Because PluralEyes strips the original file name from the audio, I was unable to use the Field Production Workflow in Pro Tools, which is used to assemble the original production dialogue. This is no big thing as many projects are like this.
Luckily, my good friend Geoff Price was able to help cut the ambiences and sound effects for this show. He did a phenomenal job as his work really brought the entire film to life. We have a solidified workflow and template that we work off of for cutting ambiences and sound effects so tracks were already laid out and mapped accordingly as if it was ready to mix.
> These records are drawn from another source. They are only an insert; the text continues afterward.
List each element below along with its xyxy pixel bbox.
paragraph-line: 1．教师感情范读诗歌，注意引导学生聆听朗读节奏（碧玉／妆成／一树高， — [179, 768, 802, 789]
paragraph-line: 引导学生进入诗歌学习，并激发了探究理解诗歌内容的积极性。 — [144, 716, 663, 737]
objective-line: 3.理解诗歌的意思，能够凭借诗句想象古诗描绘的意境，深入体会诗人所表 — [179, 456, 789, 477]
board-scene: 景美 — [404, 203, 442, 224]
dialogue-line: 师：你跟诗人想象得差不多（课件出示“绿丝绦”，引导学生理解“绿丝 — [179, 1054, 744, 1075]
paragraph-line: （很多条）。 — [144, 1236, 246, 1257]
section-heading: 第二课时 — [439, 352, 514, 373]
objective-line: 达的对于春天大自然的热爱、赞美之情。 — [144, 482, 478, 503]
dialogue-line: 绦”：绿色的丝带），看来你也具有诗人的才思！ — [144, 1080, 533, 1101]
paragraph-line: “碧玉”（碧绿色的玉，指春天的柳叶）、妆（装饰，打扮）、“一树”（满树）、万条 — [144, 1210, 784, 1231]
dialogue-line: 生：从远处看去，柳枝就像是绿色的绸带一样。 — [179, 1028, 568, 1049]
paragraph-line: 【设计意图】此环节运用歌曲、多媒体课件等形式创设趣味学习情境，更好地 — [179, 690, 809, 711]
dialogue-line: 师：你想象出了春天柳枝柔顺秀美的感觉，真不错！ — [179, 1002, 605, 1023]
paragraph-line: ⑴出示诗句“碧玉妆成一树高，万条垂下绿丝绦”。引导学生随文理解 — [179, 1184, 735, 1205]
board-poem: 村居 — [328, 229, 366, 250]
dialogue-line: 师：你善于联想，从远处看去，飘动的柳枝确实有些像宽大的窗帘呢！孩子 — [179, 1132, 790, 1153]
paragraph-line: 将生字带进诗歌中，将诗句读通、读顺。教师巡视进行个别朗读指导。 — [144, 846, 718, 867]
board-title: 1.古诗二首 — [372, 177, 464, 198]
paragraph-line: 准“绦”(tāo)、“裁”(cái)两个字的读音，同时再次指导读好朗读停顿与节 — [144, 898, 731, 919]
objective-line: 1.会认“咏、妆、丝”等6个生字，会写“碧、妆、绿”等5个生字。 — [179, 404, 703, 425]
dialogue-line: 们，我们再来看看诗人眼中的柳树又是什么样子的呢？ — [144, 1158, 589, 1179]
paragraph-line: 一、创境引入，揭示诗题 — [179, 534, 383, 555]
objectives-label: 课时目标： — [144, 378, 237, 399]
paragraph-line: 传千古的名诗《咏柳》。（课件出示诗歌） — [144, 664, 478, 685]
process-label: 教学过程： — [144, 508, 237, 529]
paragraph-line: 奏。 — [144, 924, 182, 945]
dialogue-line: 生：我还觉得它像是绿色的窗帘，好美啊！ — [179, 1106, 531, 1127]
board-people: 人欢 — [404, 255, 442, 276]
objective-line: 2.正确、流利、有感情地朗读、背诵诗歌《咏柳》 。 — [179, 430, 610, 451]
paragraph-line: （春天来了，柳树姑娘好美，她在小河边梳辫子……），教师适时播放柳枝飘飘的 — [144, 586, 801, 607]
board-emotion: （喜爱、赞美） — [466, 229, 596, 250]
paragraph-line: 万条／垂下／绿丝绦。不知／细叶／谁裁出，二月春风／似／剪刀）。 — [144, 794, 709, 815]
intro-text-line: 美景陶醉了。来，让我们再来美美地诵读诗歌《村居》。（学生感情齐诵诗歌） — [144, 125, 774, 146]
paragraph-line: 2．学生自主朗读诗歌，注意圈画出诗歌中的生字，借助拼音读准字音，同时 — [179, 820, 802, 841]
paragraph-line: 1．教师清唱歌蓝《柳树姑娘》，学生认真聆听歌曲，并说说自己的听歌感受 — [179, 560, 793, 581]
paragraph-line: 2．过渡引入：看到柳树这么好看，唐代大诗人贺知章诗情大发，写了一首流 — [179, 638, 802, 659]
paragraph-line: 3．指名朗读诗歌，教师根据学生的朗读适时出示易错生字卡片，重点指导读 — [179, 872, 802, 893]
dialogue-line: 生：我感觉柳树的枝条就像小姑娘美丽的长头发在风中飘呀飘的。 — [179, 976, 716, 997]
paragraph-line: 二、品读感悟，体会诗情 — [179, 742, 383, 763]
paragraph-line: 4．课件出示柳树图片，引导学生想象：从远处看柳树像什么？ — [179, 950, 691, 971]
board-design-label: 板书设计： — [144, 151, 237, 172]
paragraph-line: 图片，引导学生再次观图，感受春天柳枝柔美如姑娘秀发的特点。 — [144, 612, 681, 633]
This saved a lot of prep work prior to doing the final mix. We like a lot of ambience or “BG” layers. I think the more the better so we have options if Valerie didn’t like them come final mixing time. We had dedicated tracks for the surrounds that I bled into the fronts a tad bit.
I, on the other hand, wrangled the dialogue, which was recorded beautifully. One lav and one boom were used during production. I defaulted to the boom, as usual. There were minor sibilance problems and occasional clicks/snats/pops in the dialogue track that iZotope fixed just fine. I don’t remember having to manually draw a single waveform out, which is good
We final mixed this show at Polarity Post Production in their new 7.1 Theater although we mixed in the 5.1 format as anything more channels would be unnecessary. For faders, I luckily had one Euphonix MC Control and MC Mix linked though I primarily used MC Control. Pro Tools 10 was the DAW of choice throughout the entire show, and it really helped out during the final mix. It was much much much faster to use clip-gain than it is to write fader automation, especially when leveling out syllables in the dialogue track. Prior to the final mix, there were two rounds of temp mixes that I did, which saved a lot of time during the final since most of the levels were nearly set. The nice part about this film is that there’s hardly any dialogue so this gave me the ability to mix the ambiences with the music at a much louder level. Ironically, Geoff’s ambiences seemed as if they were apart of the score! Nothing really interfered.
This is definitely a great documentary, and Valerie’s docs are always a joy to work on!